Once an MT solution is in place, the vital strategic need for any translation user is to access good data to train an SMT system, customize resources for a RBMT engine, or achieve advanced leveraging. Hence the recently launched TAUS Data Association (TDA) initiative for pooling and sharing very large translation memory resources in an industry cloud of authoritative content. The TAUS User Conference featured instructive examples of how data sharing can drive better translation automation.
The more in-domain data the better
Microsoft’s Chris Wendt shared the results of a rich series of experiments examining how using TDA sourced data helps build better-trained SMT systems. The company’s syntactically-informed SMT engine was trained on in-domain ‘IT and computing’ data from a progressively larger set of data sources to evaluate the impact of using domain data from non-MS data providers on the output quality of a trained MS MT engine.
The MS engine includes a series of decoders – or target language models - that apply different weighting for generic, domain, or most specifically company data during training. So the experiment trained the machine with the following series of data:
- first with “general data” as used for the online www.microsofttranslator.com,
- second on Microsoft’s internal parallel data, derived from its product localization operations,
- third on Microsoft and Sybase data (Sybase data being in the IT domain but in insufficient quantities to train a complete system),
- lastly on General + Microsoft + TAUS data.
Each set was tested for BLEU scores, using a subset reserved from the data used in the experiment to measure quality.
A key feature of this experiment was to give proper weighting to the different component data sets. As Chris Wendt put it, it is rather like asking a lot of questions to 3 different people – A, B and C. Over time, you find that A gives the right answer most of the time in subject areas, so you give her more importance than B and C, who may only be right some of the time.
So in training the system, each of the data sets is “asked” for an output, and you then vary the weight of the target language model and data until you get the best possible score for the available data mix. By giving the Sybase data model the highest weighting (i.e. the highest trust as data) with the combined General + Microsoft data + TAUS training set therefore gave the best results (more than 8 BLEU points) when training an engine for a specific domain. In other words, using more data with the best language model delivers the highest results.
One of the additional benefits of Microsoft’s experiments is that there is now a trained system built from all the data from IT companies in the TDA available for use.
See the full article on these findings.
In another experiment on the impact of data sharing,
Intel is running a two stage pilot project using data from the TDA along with its own translation memory resources. The aim is to measure such features as output quality, translation productivity and post-editing effort. These last two parameters are currently in progress.
In the first pilot, the aim was to evaluate the contribution of TDA data to the translation of customer support content. Using advanced leveraging technology rather MT, the data mix comprised Intel’s own TMs together with parallel data sets from the TDA. An analysis was made of all the repetitions, and matches from ‘100%’ to ‘no matches’ that could be found in the two data sources.
The results were mixed.
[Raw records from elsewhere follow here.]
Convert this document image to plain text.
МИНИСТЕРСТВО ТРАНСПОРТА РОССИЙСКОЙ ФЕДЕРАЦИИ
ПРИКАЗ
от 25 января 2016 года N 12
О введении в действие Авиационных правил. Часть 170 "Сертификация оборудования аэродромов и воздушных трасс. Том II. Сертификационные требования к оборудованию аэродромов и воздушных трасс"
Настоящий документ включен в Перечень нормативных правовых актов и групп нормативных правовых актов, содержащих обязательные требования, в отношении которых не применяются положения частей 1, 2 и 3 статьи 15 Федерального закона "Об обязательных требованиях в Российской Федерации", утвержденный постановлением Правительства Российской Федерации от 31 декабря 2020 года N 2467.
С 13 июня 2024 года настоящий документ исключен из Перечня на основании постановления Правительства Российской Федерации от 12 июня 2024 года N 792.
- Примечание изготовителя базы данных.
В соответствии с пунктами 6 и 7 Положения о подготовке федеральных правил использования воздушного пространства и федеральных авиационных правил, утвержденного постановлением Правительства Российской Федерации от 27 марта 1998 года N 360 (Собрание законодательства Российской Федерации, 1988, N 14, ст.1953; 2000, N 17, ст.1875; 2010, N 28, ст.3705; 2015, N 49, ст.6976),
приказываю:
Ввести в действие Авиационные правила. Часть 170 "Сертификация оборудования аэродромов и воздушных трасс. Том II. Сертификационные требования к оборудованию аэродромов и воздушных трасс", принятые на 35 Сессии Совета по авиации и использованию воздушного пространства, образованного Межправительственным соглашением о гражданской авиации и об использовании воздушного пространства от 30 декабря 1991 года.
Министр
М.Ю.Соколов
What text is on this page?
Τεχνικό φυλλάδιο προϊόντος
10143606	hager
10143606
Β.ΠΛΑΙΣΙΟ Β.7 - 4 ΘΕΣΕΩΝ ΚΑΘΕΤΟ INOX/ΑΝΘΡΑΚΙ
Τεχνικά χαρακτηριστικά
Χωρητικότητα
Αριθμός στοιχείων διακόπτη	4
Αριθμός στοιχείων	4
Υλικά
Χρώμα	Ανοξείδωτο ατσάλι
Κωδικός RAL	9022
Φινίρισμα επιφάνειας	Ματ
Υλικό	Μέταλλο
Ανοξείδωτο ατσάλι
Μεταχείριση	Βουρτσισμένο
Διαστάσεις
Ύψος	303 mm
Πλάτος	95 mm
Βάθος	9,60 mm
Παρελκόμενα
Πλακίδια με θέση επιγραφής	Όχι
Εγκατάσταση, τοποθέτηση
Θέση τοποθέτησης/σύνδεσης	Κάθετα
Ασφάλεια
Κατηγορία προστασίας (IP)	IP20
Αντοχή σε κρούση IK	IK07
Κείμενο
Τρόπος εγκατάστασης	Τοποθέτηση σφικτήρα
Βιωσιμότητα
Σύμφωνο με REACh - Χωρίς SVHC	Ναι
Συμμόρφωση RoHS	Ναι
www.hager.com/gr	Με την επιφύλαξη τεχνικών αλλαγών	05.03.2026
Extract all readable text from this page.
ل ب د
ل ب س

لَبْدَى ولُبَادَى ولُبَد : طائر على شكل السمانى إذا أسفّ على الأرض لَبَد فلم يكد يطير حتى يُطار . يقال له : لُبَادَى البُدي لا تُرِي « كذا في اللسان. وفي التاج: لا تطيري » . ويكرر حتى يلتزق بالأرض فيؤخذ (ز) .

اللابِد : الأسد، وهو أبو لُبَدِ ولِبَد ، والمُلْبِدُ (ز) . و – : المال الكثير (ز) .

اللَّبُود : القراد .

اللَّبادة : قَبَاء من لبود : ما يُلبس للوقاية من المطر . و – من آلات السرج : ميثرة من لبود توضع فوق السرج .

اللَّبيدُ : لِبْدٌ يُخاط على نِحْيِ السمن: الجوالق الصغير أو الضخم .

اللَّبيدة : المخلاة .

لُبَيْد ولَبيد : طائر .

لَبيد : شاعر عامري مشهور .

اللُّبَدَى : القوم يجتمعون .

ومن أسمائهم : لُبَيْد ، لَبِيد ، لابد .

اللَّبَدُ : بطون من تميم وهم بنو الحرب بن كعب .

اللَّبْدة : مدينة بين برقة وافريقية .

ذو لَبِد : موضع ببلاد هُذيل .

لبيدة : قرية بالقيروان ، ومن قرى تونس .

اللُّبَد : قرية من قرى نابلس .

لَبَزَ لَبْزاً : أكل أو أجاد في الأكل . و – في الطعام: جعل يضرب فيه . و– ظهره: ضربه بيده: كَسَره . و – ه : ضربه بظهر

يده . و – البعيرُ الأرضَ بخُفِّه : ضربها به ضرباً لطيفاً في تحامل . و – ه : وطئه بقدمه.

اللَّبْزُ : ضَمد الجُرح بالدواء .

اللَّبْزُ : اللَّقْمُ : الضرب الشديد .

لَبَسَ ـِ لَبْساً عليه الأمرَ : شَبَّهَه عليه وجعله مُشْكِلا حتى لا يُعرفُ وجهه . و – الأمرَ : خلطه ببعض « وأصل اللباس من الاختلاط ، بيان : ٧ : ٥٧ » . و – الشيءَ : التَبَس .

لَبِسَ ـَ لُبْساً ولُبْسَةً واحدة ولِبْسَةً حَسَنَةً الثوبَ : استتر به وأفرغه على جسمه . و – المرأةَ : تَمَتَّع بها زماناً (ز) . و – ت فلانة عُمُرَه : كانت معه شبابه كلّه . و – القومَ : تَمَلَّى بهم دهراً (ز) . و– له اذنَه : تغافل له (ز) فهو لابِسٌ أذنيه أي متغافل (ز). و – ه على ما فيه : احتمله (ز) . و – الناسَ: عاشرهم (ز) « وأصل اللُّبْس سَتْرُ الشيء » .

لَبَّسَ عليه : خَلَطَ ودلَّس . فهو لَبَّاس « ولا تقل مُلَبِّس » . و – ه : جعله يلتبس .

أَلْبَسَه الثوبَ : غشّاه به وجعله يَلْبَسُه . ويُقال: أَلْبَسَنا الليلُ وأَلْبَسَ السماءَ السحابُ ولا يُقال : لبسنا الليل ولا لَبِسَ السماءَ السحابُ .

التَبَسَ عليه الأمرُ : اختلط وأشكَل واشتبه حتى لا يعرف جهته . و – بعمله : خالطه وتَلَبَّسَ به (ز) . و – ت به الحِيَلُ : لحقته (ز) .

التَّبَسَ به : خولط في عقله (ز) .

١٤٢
They showed that adding non Intel data did not really change the segment-match profile of the documents when compared to Intel’s own data. This may be partly due to the specific nature of the Intel support content, and the fact that the low word-to-segment ratio meant that such segments could usually be found in the Intel translation memories.
However, Intel believes that drawing on TDA resources would be useful to seed translation memories for new projects where translation memories do not exist for a given company. In TDA, “Intel data is the cake and the rest is the icing”.
A second benefit is that a large TDA-fed data mix would contain the entire history of a company’s TMs, not just the immediate project. Translators can therefore search over a much larger TM space than is available for a single job. Using unified platform such as TDA’s TAUS search, translators have greater visibility over the data universe, and quality assurance reviewers have access to a richer range of language usage. Intel’s Ryan Martin highlighted that TAUS search is also ideal for giving extra context in quick one-off translation jobs in which a single sentence may have been changed.
Total leveraging using TDA shared data
In a third profit of sharing experiment, KCSL’s Ilia Kaufman showed how more data can impact the quality and cost of both human and machine translation, using his NoBabel Enhancer ‘total leveraging’ technology.
This means drawing on all relevant translation units in an entire translation memory to produce a translation of a single segment.
As a result of this sub-sentential processing, virtually all segments get a translation, and output quality can be scored in the same way as for an SMT system.
The data set used in the experiment comprised TM data in the software domain from five TDA members totaling 15 million words. Five scenarios were developed to test data sharing:
- Human translation using no TMs
- Owner-only ‘legacy’ TM1
- TM1 enhanced by NoBabel technology
- TM2 - with additional TMs from the four other companies
- TM2 enhanced by NoBabel
In the first and second scenarios, translators were timed when translating the new source text with and without a TM resource. In the other scenarios, NoBabel was tested with BLEU scores against online Google and Microsoft translation technology.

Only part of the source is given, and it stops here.